Mientras tanto, aquí están los que se dedican a recoger el desánimo, juntar la deserción y alimentar el resentimiento. Parece una buena táctica electoral para un independentismo que debe gestionar unos votantes que en un 42 por ciento no quieren la independencia. Un camino –no sabemos si largo o corto– que fomenta lo que alguien ha calificado de “independentismo no practicante”, o que siguiendo la terminología clásica también podríamos llamar “independentismo sociológico”. Es decir, una adhesión de boquilla, sin compromiso alguno ni en la práctica ni en la convicción. Un independentismo irrelevante que sólo cuenta con reanimarse a la hora de la muerte, por si hubiera un más allá, a treinta años vista.

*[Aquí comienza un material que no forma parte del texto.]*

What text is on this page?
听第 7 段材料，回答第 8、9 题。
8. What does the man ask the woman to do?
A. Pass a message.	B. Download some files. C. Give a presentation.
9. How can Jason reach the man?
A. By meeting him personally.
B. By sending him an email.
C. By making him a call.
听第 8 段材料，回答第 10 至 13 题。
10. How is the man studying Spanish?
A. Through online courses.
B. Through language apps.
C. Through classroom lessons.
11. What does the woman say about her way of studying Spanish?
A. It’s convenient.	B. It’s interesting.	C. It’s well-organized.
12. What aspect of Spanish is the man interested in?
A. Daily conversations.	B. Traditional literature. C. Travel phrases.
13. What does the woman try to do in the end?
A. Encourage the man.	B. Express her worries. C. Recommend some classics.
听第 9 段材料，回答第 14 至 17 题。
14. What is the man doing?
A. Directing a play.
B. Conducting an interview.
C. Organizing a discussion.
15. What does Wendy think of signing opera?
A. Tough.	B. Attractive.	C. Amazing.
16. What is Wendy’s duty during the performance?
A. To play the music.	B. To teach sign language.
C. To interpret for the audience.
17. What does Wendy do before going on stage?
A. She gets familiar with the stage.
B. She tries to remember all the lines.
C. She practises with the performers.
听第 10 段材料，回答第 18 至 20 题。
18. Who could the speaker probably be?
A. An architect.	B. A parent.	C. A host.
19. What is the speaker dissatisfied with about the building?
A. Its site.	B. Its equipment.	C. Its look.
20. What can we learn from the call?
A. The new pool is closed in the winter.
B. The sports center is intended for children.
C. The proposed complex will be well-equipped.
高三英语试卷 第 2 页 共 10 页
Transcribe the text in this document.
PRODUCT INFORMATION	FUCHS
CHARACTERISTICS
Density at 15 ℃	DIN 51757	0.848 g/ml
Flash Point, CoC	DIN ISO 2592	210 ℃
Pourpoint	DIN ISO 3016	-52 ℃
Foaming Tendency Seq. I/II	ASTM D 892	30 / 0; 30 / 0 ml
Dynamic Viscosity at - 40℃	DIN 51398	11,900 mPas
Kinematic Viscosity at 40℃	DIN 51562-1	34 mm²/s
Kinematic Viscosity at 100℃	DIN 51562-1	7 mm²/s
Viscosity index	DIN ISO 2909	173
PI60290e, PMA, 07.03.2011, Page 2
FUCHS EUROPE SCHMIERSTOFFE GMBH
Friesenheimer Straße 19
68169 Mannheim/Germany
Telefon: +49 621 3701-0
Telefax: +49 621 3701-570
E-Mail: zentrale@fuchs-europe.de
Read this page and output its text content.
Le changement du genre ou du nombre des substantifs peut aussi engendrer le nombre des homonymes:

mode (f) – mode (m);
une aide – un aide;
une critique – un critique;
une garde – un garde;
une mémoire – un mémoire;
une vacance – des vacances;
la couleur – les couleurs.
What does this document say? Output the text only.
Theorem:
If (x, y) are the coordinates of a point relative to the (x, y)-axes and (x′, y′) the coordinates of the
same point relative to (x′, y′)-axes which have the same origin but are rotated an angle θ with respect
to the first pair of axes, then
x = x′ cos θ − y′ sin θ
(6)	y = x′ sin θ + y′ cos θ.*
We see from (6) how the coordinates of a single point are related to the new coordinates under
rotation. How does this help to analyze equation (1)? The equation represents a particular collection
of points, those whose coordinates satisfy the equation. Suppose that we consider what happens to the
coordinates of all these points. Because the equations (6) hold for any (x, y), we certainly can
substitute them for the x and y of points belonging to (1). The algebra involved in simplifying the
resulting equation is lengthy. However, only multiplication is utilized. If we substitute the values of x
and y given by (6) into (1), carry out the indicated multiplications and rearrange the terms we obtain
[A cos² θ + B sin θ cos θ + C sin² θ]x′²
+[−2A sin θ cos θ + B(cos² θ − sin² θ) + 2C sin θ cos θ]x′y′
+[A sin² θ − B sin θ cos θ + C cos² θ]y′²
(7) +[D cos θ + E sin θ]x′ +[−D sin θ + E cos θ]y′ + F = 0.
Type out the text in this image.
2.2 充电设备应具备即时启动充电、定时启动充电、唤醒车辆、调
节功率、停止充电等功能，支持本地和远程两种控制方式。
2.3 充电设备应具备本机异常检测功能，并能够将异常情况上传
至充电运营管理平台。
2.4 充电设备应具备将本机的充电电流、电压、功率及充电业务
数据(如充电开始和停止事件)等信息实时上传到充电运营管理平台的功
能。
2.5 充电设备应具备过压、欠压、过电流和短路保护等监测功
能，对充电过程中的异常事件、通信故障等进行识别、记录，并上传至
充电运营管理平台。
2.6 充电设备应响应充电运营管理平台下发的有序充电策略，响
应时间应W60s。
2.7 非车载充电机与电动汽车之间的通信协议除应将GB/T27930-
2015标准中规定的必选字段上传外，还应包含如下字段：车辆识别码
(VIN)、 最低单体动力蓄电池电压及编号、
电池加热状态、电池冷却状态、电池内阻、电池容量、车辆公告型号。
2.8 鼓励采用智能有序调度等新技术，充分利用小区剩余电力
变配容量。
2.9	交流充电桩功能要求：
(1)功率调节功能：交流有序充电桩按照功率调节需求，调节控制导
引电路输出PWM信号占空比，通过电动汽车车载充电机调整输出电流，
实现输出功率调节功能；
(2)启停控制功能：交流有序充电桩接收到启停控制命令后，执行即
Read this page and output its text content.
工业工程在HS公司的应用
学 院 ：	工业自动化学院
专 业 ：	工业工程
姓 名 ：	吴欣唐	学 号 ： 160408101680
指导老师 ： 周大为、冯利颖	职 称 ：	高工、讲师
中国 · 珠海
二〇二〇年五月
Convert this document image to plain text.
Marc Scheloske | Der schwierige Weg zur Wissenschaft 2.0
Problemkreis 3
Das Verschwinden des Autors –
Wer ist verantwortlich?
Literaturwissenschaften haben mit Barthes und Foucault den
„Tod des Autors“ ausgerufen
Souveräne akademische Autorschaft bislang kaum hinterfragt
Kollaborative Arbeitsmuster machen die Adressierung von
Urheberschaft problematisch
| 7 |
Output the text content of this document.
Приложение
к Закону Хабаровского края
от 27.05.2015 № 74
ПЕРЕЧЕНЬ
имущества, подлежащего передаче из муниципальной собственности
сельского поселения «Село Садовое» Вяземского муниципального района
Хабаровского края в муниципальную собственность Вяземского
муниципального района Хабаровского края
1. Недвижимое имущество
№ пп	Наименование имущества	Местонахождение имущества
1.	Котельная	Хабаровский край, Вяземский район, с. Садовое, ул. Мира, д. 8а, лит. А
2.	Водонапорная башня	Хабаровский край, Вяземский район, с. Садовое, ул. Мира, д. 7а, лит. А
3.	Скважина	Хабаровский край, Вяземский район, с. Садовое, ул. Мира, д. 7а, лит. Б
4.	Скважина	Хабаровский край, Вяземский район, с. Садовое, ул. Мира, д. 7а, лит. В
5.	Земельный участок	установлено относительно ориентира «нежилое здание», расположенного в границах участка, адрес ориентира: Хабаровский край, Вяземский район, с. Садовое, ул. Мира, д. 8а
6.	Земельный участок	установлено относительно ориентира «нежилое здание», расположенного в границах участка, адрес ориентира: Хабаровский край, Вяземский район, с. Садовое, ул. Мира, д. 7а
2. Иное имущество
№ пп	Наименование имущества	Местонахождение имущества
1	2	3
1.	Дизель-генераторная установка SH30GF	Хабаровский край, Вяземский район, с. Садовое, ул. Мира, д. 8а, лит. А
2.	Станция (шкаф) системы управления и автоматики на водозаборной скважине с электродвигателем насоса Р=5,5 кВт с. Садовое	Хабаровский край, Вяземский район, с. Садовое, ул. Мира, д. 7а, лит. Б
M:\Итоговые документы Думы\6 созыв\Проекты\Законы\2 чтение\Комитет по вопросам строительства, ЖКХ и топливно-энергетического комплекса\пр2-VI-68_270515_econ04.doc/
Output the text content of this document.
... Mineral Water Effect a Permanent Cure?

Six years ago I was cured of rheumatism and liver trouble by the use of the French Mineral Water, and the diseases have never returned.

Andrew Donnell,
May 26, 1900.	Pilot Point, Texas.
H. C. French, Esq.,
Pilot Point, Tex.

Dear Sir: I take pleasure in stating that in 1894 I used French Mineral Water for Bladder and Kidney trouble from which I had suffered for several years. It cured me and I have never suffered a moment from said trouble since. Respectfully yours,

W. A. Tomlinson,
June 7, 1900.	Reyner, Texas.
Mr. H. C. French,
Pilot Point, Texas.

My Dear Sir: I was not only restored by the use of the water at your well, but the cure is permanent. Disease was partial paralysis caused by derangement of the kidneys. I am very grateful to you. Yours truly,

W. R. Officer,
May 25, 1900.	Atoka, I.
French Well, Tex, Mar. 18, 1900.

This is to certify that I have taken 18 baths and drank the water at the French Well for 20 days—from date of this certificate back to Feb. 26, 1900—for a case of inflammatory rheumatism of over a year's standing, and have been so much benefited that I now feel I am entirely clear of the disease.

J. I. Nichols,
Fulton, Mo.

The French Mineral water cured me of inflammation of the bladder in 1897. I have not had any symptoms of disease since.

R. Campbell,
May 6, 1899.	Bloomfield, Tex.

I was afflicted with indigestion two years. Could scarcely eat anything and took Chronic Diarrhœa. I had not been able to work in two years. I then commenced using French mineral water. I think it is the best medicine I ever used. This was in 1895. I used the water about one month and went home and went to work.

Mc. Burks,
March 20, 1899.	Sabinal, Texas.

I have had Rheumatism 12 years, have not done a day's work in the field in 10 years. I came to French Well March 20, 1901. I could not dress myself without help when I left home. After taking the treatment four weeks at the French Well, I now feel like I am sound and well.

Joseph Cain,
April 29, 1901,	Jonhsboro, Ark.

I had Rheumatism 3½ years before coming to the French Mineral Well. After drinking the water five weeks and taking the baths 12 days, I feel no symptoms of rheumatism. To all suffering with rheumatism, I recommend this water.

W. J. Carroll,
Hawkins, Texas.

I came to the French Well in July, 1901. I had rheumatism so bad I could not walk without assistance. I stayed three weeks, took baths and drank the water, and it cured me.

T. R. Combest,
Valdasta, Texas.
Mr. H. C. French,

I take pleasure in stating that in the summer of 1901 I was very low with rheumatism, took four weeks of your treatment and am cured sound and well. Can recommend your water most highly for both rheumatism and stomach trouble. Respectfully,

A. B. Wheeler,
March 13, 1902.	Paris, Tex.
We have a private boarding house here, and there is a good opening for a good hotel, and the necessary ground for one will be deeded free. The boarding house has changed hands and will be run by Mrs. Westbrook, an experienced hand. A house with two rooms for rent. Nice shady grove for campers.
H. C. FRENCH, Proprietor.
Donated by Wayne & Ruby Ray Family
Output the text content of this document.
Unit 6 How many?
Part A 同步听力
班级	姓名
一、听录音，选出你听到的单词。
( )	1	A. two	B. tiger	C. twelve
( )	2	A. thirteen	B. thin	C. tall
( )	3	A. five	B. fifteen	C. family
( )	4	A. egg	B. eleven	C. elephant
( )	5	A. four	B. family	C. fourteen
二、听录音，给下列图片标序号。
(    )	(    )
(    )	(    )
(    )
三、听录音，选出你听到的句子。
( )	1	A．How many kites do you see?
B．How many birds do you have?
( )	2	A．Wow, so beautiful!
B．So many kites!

¿Y qué debe hacer el independentismo piadoso, el de jaculatoria en la boca y golpe de pecho? ¿El que mantiene la llama pero no sabe qué encender? ¿El que pide unidad pero no se fía de nadie? ¿El que quiere volver a repensar el país más pensado de todos los que se hacen y deshacen, para volver a las precisas hojas de ruta escritas en la arena? ¿Qué debe hacer el independentismo practicante?

Mi propuesta es tan sencilla como poco acorde con los tiempos que corren. Pero la repito. Primero, hay que reconstruir la esperanza, partiendo de un buen análisis crítico de todo lo que se hizo bien desde 2005. En segundo lugar, hay que recuperar la iniciativa y evitar el ir a remolque de las carantoñas, de los saldos o de las provocaciones de quienes ya nos dan por muertos. Es necesario dibujar un campo de juego propio, donde sea el Estado quien tenga que responder. Y, sobre todo, necesitamos desafíos ganadores, por modestos que sean. Ya volverá a el tiempo de llenar calles e ‘intimidar’ al Estado. Ahora, debemos reaprender a serle descarados, a desafiarle.